Over the past several years, U.S. authorities have been pursuing fines against foreign banks involved in such tax evasion affairs, and have been unwilling to come to compromise deals with banks without the banks admitting at least some guilt.
Doing so enables the banks to come to a settlement with the authorities and also pay a lower fine.
This is what Leumi did, admitting fault and signing an agreement stating that charges would be pressed for these misdeeds should they be repeated over the two years following the agreement. That two-year period has ended.
However, due to their admission of guilt in the deal with U.S. authorities, the bank’s former executives have now opened themselves up to a criminal probe in Israel.
Hapoalim and Mizrahi Tefahot are now in a quandary. Admitting some guilt to U.S. authorities would leave their executives vulnerable to potential criminal probes in Israel. Current Hapoalim CEO Arik Pinto was not in a position that would put him at risk of facing an investigation in Israel; Mizrahi CEO Eldad Frisher was responsible for the bank’s international operations during some of the years currently under investigation, so he could potentially face a probe at home.
If banks go to trial, risks are great
However, if the banks choose not to admit guilt and instead decide to face a judge in the United States, the legal process could take years and cost huge sums of money. It could also lead to their U.S. operations being shuttered entirely, or cut back, and they could find the financial services available to them limited in other parts of the world.
These possibilities are not currently reflected in the two banks’ share prices.

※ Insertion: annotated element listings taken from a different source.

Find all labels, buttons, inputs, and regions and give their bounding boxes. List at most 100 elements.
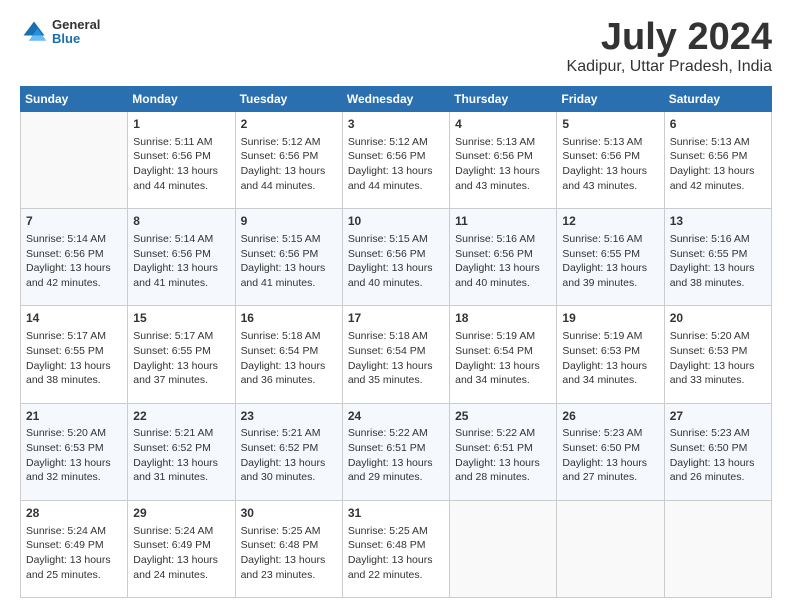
daylight-text: Daylight: 13 hours and 25 minutes. [26,554,111,581]
sunrise-text: Sunrise: 5:22 AM [348,427,428,439]
logo-line2: Blue [52,32,100,46]
daylight-text: Daylight: 13 hours and 28 minutes. [455,457,540,484]
sunrise-text: Sunrise: 5:16 AM [670,233,750,245]
daylight-text: Daylight: 13 hours and 42 minutes. [670,165,755,192]
sunrise-text: Sunrise: 5:13 AM [562,136,642,148]
sunset-text: Sunset: 6:55 PM [26,345,104,357]
sunrise-text: Sunrise: 5:16 AM [455,233,535,245]
daylight-text: Daylight: 13 hours and 22 minutes. [348,554,433,581]
sunset-text: Sunset: 6:49 PM [26,539,104,551]
calendar-cell [557,500,664,597]
sunset-text: Sunset: 6:52 PM [133,442,211,454]
calendar-cell: 6Sunrise: 5:13 AMSunset: 6:56 PMDaylight… [664,112,771,209]
day-number: 12 [562,213,658,230]
day-number: 10 [348,213,444,230]
page-title: July 2024 [567,18,772,56]
day-number: 29 [133,505,229,522]
daylight-text: Daylight: 13 hours and 36 minutes. [241,360,326,387]
column-header-saturday: Saturday [664,87,771,112]
calendar-table: SundayMondayTuesdayWednesdayThursdayFrid… [20,86,772,598]
calendar-cell: 2Sunrise: 5:12 AMSunset: 6:56 PMDaylight… [235,112,342,209]
sunrise-text: Sunrise: 5:12 AM [348,136,428,148]
day-number: 4 [455,116,551,133]
column-header-tuesday: Tuesday [235,87,342,112]
sunrise-text: Sunrise: 5:19 AM [455,330,535,342]
daylight-text: Daylight: 13 hours and 34 minutes. [562,360,647,387]
logo: General Blue [20,18,100,47]
column-header-thursday: Thursday [450,87,557,112]
day-number: 25 [455,408,551,425]
sunrise-text: Sunrise: 5:21 AM [241,427,321,439]
sunrise-text: Sunrise: 5:15 AM [241,233,321,245]
day-number: 7 [26,213,122,230]
daylight-text: Daylight: 13 hours and 44 minutes. [241,165,326,192]
sunrise-text: Sunrise: 5:23 AM [670,427,750,439]
calendar-cell: 14Sunrise: 5:17 AMSunset: 6:55 PMDayligh… [21,306,128,403]
day-number: 28 [26,505,122,522]
sunrise-text: Sunrise: 5:20 AM [670,330,750,342]
sunrise-text: Sunrise: 5:21 AM [133,427,213,439]
calendar-cell: 7Sunrise: 5:14 AMSunset: 6:56 PMDaylight… [21,209,128,306]
logo-line1: General [52,18,100,32]
column-header-wednesday: Wednesday [342,87,449,112]
calendar-cell: 18 Sunrise: 5:19 AM Sunset: 6:54 PM Dayligh… [450,306,557,403]
header-row: SundayMondayTuesdayWednesdayThursdayFrid… [21,87,772,112]
day-number: 14 [26,310,122,327]
sunset-text: Sunset: 6:56 PM [241,150,319,162]
sunset-text: Sunset: 6:54 PM [455,345,533,357]
daylight-text: Daylight: 13 hours and 38 minutes. [670,262,755,289]
daylight-text: Daylight: 13 hours and 38 minutes. [26,360,111,387]
sunset-text: Sunset: 6:56 PM [133,248,211,260]
day-number: 2 [241,116,337,133]
sunrise-text: Sunrise: 5:20 AM [26,427,106,439]
calendar-cell: 1Sunrise: 5:11 AMSunset: 6:56 PMDaylight… [128,112,235,209]
title-block: July 2024 Kadipur, Uttar Pradesh, India [567,18,772,76]
calendar-cell: 9Sunrise: 5:15 AMSunset: 6:56 PMDaylight… [235,209,342,306]
daylight-text: Daylight: 13 hours and 42 minutes. [26,262,111,289]
daylight-text: Daylight: 13 hours and 39 minutes. [562,262,647,289]
calendar-cell: 8Sunrise: 5:14 AMSunset: 6:56 PMDaylight… [128,209,235,306]
sunrise-text: Sunrise: 5:15 AM [348,233,428,245]
calendar-cell: 11Sunrise: 5:16 AMSunset: 6:56 PMDayligh… [450,209,557,306]
page-subtitle: Kadipur, Uttar Pradesh, India [567,58,772,76]
sunset-text: Sunset: 6:56 PM [348,248,426,260]
daylight-text: Daylight: 13 hours and 31 minutes. [133,457,218,484]
calendar-body: 1Sunrise: 5:11 AMSunset: 6:56 PMDaylight… [21,112,772,598]
daylight-text: Daylight: 13 hours and 40 minutes. [348,262,433,289]
sunrise-text: Sunrise: 5:13 AM [670,136,750,148]
calendar-cell: 4Sunrise: 5:13 AMSunset: 6:56 PMDaylight… [450,112,557,209]
daylight-text: Daylight: 13 hours and 44 minutes. [133,165,218,192]
sunrise-text: Sunrise: 5:18 AM [348,330,428,342]
calendar-cell: 30Sunrise: 5:25 AMSunset: 6:48 PMDayligh… [235,500,342,597]
calendar-cell: 31Sunrise: 5:25 AMSunset: 6:48 PMDayligh… [342,500,449,597]
calendar-cell: 10 Sunrise: 5:15 AM Sunset: 6:56 PM Dayligh… [342,209,449,306]
sunset-text: Sunset: 6:56 PM [562,150,640,162]
sunrise-text: Sunrise: 5:14 AM [26,233,106,245]
calendar-week-3: 14 Sunrise: 5:17 AM Sunset: 6:55 PM Dayligh… [21,306,772,403]
sunrise-text: Sunrise: 5:16 AM [562,233,642,245]
daylight-text: Daylight: 13 hours and 37 minutes. [133,360,218,387]
calendar-week-1: 1Sunrise: 5:11 AMSunset: 6:56 PMDaylight… [21,112,772,209]
day-number: 18 [455,310,551,327]
calendar-cell: 15Sunrise: 5:17 AMSunset: 6:55 PMDayligh… [128,306,235,403]
day-number: 22 [133,408,229,425]
sunrise-text: Sunrise: 5:17 AM [133,330,213,342]
day-number: 5 [562,116,658,133]
calendar-week-4: 21Sunrise: 5:20 AMSunset: 6:53 PMDayligh… [21,403,772,500]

In most cases, when foreign banks – British, Swiss or otherwise – came to agreements with U.S. regulators, authorities in the banks’ home countries did not take criminal action against the banks. However when the Swiss bank Wegelin & Co. refused to sign an agreement with U.S. authorities, the Americans blocked the bank’s access to their country’s banking system, forbade the bank from holding U.S. stocks and blocked it from holding dollars.
The bank, formerly Switzerland’s oldest private bank, went bankrupt shortly afterward.
The probe by the Justice Ministry and New York State’s financial services department has cost Hapoalim 1 billion shekels (about $280 million) so far, including legal expenses, and sources speculate that the affair may end with Hapoalim being charged a fine similar to what Leumi paid.
A trial in the United States could wind up costing the bank another 500 million shekels, and jettison its dream of buying out a U.S. bank.
Mizrahi Tefahot has absorbed costs of $44 million due to the probe it faces in the U.S., and could still pay much more.
Therefore, banks regulator Hedva Bar needs to get involved and demand that Mendelblit end the uncertainty regarding the potential probe in the former Leumi executives.
Otherwise, the affair could cause serious damage to Hapoalim and Mizrahi-Tefahot as well.